Ces dernières années, le secteur des mobilités a connu des mutations profondes et rapides. Les investissements massifs décidés par les collectivités pour développer des infrastructures cyclables sécurisées commencent à produire leurs effets. Je rappelle l’engagement de la Ville de Paris, près de 250 millions d’euros, et 100 millions pour la Métropole du Grand Paris, pour ne citer que ces deux collectivités. Ce sont des montants très élevés qui sont mis en jeu pour assurer la sécurité des cyclistes sur des infrastructures qui leur sont réservées. Et pourtant, on est encore loin du compte ! La piste du boulevard de Strasbourg, la plus empruntée d’Europe, est devenue trop petite en moins d’un an. Nous enregistrons chaque année au mois de septembre une poussée de 15 % du nombre d’abonnés à Vélib’, désormais près de 470 000 contre 360 000 il y a quatre ans.
Quelles sont les perspectives pour les années à venir ?

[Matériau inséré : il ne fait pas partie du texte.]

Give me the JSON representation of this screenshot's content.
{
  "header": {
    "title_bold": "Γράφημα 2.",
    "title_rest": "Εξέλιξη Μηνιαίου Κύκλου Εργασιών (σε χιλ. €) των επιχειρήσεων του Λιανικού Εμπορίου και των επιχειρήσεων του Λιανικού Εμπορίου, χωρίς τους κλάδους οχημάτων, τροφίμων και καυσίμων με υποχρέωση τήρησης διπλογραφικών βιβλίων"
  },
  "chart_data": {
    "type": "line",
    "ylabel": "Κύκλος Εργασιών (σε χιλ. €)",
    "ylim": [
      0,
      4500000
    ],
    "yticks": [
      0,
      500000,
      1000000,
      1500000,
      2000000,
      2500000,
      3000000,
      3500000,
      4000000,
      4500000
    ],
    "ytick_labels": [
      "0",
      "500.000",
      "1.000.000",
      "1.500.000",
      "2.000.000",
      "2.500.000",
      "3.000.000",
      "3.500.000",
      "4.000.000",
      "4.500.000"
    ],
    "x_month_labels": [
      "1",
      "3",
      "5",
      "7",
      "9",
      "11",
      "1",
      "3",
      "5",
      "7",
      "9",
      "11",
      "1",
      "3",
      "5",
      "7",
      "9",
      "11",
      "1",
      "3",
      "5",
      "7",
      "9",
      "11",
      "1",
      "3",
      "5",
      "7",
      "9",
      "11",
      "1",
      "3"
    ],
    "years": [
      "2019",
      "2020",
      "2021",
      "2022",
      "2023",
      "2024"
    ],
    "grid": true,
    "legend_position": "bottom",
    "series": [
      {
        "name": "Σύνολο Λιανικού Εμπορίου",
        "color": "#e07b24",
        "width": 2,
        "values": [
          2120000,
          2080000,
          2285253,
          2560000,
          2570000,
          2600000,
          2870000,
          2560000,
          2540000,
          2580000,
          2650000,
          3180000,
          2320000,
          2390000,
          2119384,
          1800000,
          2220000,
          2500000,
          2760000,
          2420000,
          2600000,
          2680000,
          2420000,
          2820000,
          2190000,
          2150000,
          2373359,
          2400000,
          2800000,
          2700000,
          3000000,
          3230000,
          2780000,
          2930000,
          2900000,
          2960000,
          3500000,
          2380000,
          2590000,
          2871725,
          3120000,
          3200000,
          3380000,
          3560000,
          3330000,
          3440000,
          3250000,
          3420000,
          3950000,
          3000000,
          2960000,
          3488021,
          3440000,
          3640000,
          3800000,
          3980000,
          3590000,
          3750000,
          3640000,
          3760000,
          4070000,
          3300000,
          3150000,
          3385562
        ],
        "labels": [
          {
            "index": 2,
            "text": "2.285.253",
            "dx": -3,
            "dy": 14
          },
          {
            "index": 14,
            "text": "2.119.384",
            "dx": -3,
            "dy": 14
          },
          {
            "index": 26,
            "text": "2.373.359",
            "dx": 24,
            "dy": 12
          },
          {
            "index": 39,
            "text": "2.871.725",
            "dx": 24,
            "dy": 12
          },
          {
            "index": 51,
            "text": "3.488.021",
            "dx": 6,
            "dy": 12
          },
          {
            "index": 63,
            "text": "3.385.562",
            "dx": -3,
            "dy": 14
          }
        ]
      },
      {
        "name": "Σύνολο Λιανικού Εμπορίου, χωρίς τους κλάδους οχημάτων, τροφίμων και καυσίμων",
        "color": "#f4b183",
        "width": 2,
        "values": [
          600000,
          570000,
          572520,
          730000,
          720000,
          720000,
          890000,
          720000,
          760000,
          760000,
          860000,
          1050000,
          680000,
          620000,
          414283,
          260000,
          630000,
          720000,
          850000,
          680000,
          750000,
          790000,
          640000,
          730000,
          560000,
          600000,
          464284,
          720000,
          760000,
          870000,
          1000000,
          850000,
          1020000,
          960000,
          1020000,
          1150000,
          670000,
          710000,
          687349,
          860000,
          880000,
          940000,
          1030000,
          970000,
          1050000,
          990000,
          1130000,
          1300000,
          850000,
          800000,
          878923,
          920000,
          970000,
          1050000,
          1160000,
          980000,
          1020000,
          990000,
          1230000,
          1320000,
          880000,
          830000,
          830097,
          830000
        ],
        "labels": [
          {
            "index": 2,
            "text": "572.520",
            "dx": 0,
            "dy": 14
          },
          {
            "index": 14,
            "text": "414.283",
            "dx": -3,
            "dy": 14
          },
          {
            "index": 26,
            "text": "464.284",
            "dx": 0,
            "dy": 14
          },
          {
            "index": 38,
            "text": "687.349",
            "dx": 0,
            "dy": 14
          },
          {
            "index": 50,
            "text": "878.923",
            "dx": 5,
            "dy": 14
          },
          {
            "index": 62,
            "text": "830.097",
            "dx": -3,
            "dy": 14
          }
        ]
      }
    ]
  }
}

D’ici à 2030 et au-delà, on verra l’extension du métro avec le réseau du Grand Paris Express qui va intensifier au sein de la métropole un besoin croissant de vélos partagés ou non, pour aller de chez soi au RER ou au métro, et ensuite du métro au travail. Plus globalement, les besoins en termes de mobilité ont évolué, avec le développement du télétravail, l’engagement de la transition écologique. Et puis les engins de mobilité, et donc les usages, se sont diversifiés (vélos, scooters, voitures en free-floating…). Enfin, depuis le 1er janvier 2025, la Zone à faible émission (ZFE) se met en place progressivement. Son objectif est de lutter contre la pollution atmosphérique responsable de 7 000 morts prématurées par an en Île-de-France, et elle va obliger les ménages dans le périmètre de l’A86 à changer de motorisation ou de moyen de transport. C’est une mutation profonde, coûteuse, qui peut être injuste socialement si elle n’est pas bien menée, mais indispensable. L’autopartage en boucle peut jouer un rôle pour accompagner cette transition. Une étude menée en 2021 montre que chaque véhicule partagé peut remplacer entre 8 et 10 voitures individuelles.
Qu’est-ce que c’est, les mobilités partagées ?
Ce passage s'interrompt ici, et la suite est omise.